Olivine couldn't help laughing. "I'm sure the gnomes on the High Council would love to hear that. Then what about, about, ah, 'goblin' goblins? Like these friends," he said, gesturing to a pair of green youths who were watching them in turn through the glass, pantomiming Olivine chatting at the table with exagerated manners and laughing uproariously. "Oh man, they have my number."

"Orc and hobgoblin goblins, and hobgoblins are goblins of bugbears," Meg said decisively. She gestured to different goblin folks as they reveled around, interfering with the business of a knight who tried clumsily to weave through the crowd without being tripped or stepping on anyone. "Kobolds - the dog-looking sort, that kind - that's a goblin gnoll. Kobold - the shapely kind, with the big tails, that's - that's a draconian goblin - and draconians are the goblin of full size dragons."

"So some goblins are a sort of goblin's goblin."

"Precisely. Because of the goblin guideline. And the 'little fellow with a candle on his hat' kobolds are a type of fae, and that's a hole other bucket of worms, but they are also DEFINITELY goblins. Halflings are the goblins of humans, and dwarves..." She rubbed her chin thoughtfully before decisively stating, "Goblin of giants."

"Giants!" Olivine replied incredulously, looking around for any scandalized dwarves who might have overheard, but then paused, considering it. "That's not.. wait. Wait, I see it, I see it!" He sipped his beer thoughtfully, stunned by this revelation. "I might be a little drunk - this is beginning to make a kind of sense. So then what about humans?"

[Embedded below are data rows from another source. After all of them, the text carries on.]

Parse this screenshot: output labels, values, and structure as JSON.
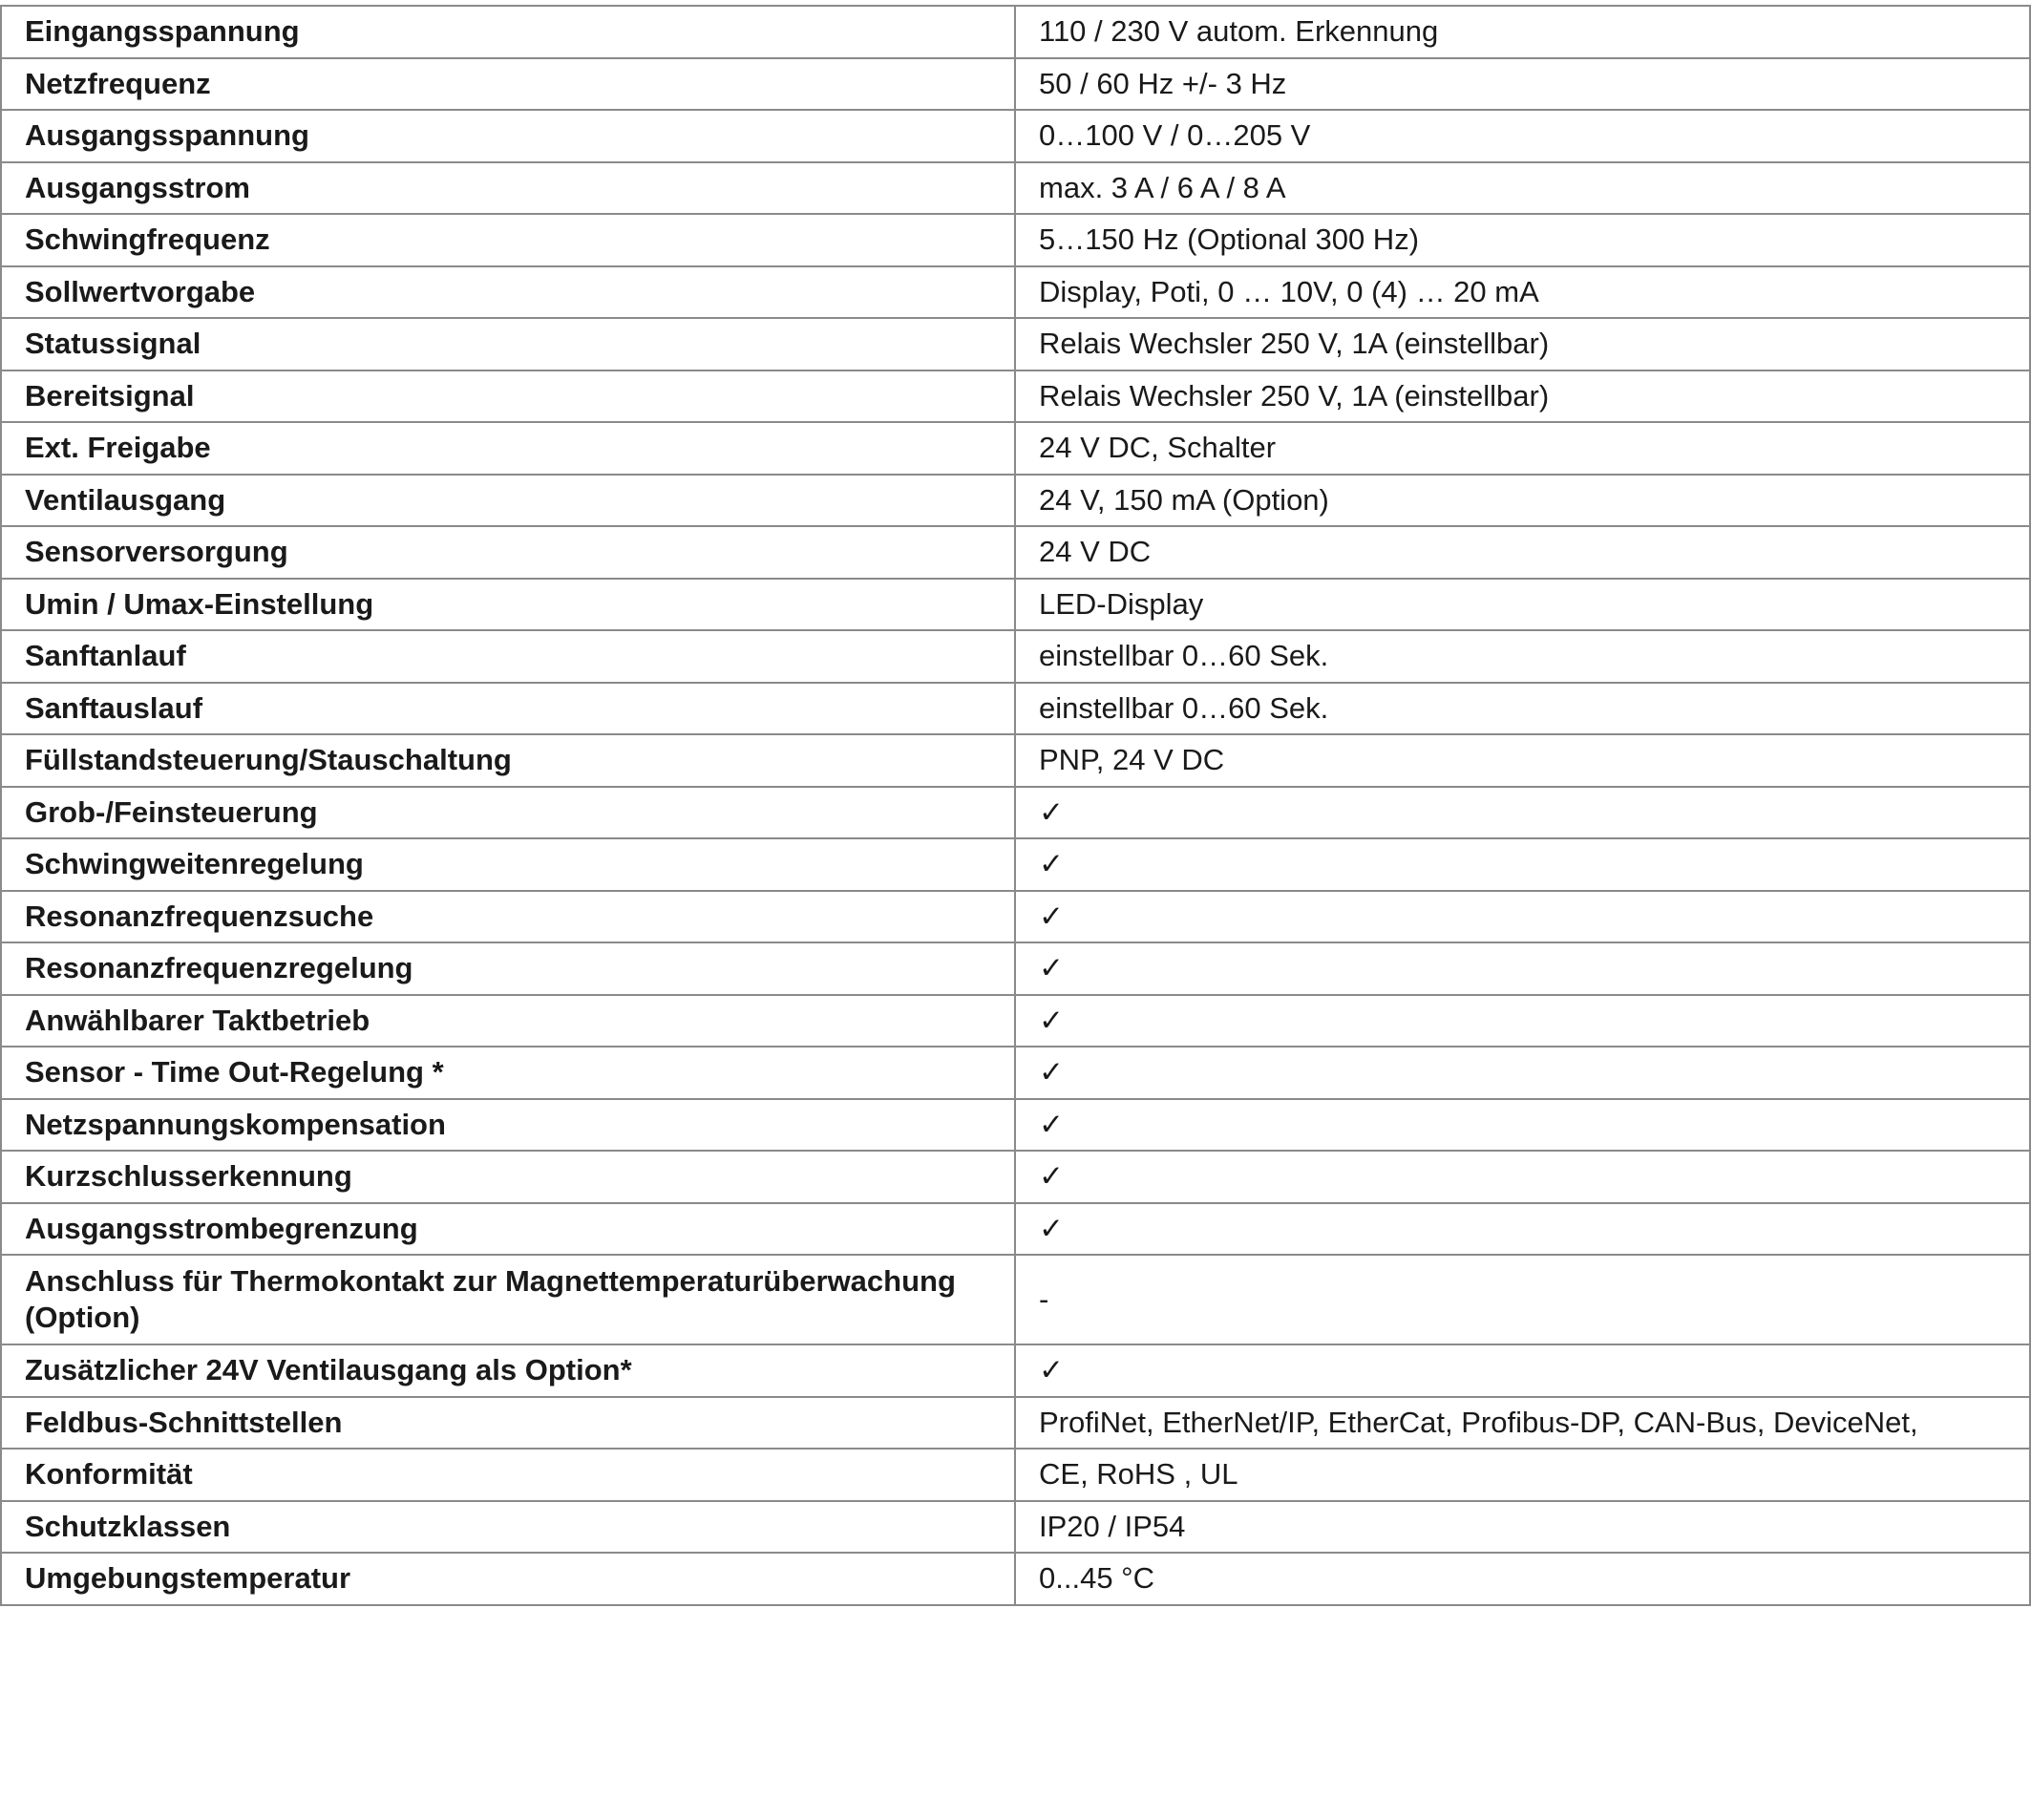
{
  "specs": [
    {
      "label": "Eingangsspannung",
      "value": "110 / 230 V autom. Erkennung"
    },
    {
      "label": "Netzfrequenz",
      "value": "50 / 60 Hz +/- 3 Hz"
    },
    {
      "label": "Ausgangsspannung",
      "value": "0…100 V / 0…205 V"
    },
    {
      "label": "Ausgangsstrom",
      "value": "max. 3 A / 6 A / 8 A"
    },
    {
      "label": "Schwingfrequenz",
      "value": "5…150 Hz (Optional 300 Hz)"
    },
    {
      "label": "Sollwertvorgabe",
      "value": "Display, Poti, 0 … 10V, 0 (4) … 20 mA"
    },
    {
      "label": "Statussignal",
      "value": "Relais Wechsler 250 V, 1A (einstellbar)"
    },
    {
      "label": "Bereitsignal",
      "value": "Relais Wechsler 250 V, 1A (einstellbar)"
    },
    {
      "label": "Ext. Freigabe",
      "value": "24 V DC, Schalter"
    },
    {
      "label": "Ventilausgang",
      "value": "24 V, 150 mA (Option)"
    },
    {
      "label": "Sensorversorgung",
      "value": "24 V DC"
    },
    {
      "label": "Umin / Umax-Einstellung",
      "value": "LED-Display"
    },
    {
      "label": "Sanftanlauf",
      "value": "einstellbar 0…60 Sek."
    },
    {
      "label": "Sanftauslauf",
      "value": "einstellbar 0…60 Sek."
    },
    {
      "label": "Füllstandsteuerung/Stauschaltung",
      "value": "PNP, 24 V DC"
    },
    {
      "label": "Grob-/Feinsteuerung",
      "value": "✓"
    },
    {
      "label": "Schwingweitenregelung",
      "value": "✓"
    },
    {
      "label": "Resonanzfrequenzsuche",
      "value": "✓"
    },
    {
      "label": "Resonanzfrequenzregelung",
      "value": "✓"
    },
    {
      "label": "Anwählbarer Taktbetrieb",
      "value": "✓"
    },
    {
      "label": "Sensor - Time Out-Regelung *",
      "value": "✓"
    },
    {
      "label": "Netzspannungskompensation",
      "value": "✓"
    },
    {
      "label": "Kurzschlusserkennung",
      "value": "✓"
    },
    {
      "label": "Ausgangsstrombegrenzung",
      "value": "✓"
    },
    {
      "label": "Anschluss für Thermokontakt zur Magnettemperaturüberwachung (Option)",
      "value": "-"
    },
    {
      "label": "Zusätzlicher 24V Ventilausgang als Option*",
      "value": "✓"
    },
    {
      "label": "Feldbus-Schnittstellen",
      "value": "ProfiNet, EtherNet/IP, EtherCat, Profibus-DP, CAN-Bus, DeviceNet,"
    },
    {
      "label": "Konformität",
      "value": "CE, RoHS , UL"
    },
    {
      "label": "Schutzklassen",
      "value": "IP20 / IP54"
    },
    {
      "label": "Umgebungstemperatur",
      "value": "0...45 °C"
    }
  ]
}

"The furtive pygmy, so easily forgotten..." Meg intoned with great solemnly, shrieking in protest when Oli tossed the last swallow left in the mug at her in reply. She held up her hands defensively, laughing. They were both distracted by a line of young human children running through the mob, delighting in being the tallest for just this once. "Humans are goblins too. We just get a bit bigger than the rest." She set a few coins on the table, and pulled a pair of wooden noisemakers from the pockets of her robe. She handed one to Olivine with a grin. "So what do you see we go out and join our goblin kin in celebration, hmm?"

They crept past the dwarf doorman, now fully asleep, and flung the door open, making their way out into the din, laughing at the shrieks of dismay as the chaotic goblin mob spilled into the tavern behind them.

"Goblin Week! Goblin Week! Goblin Week!!!"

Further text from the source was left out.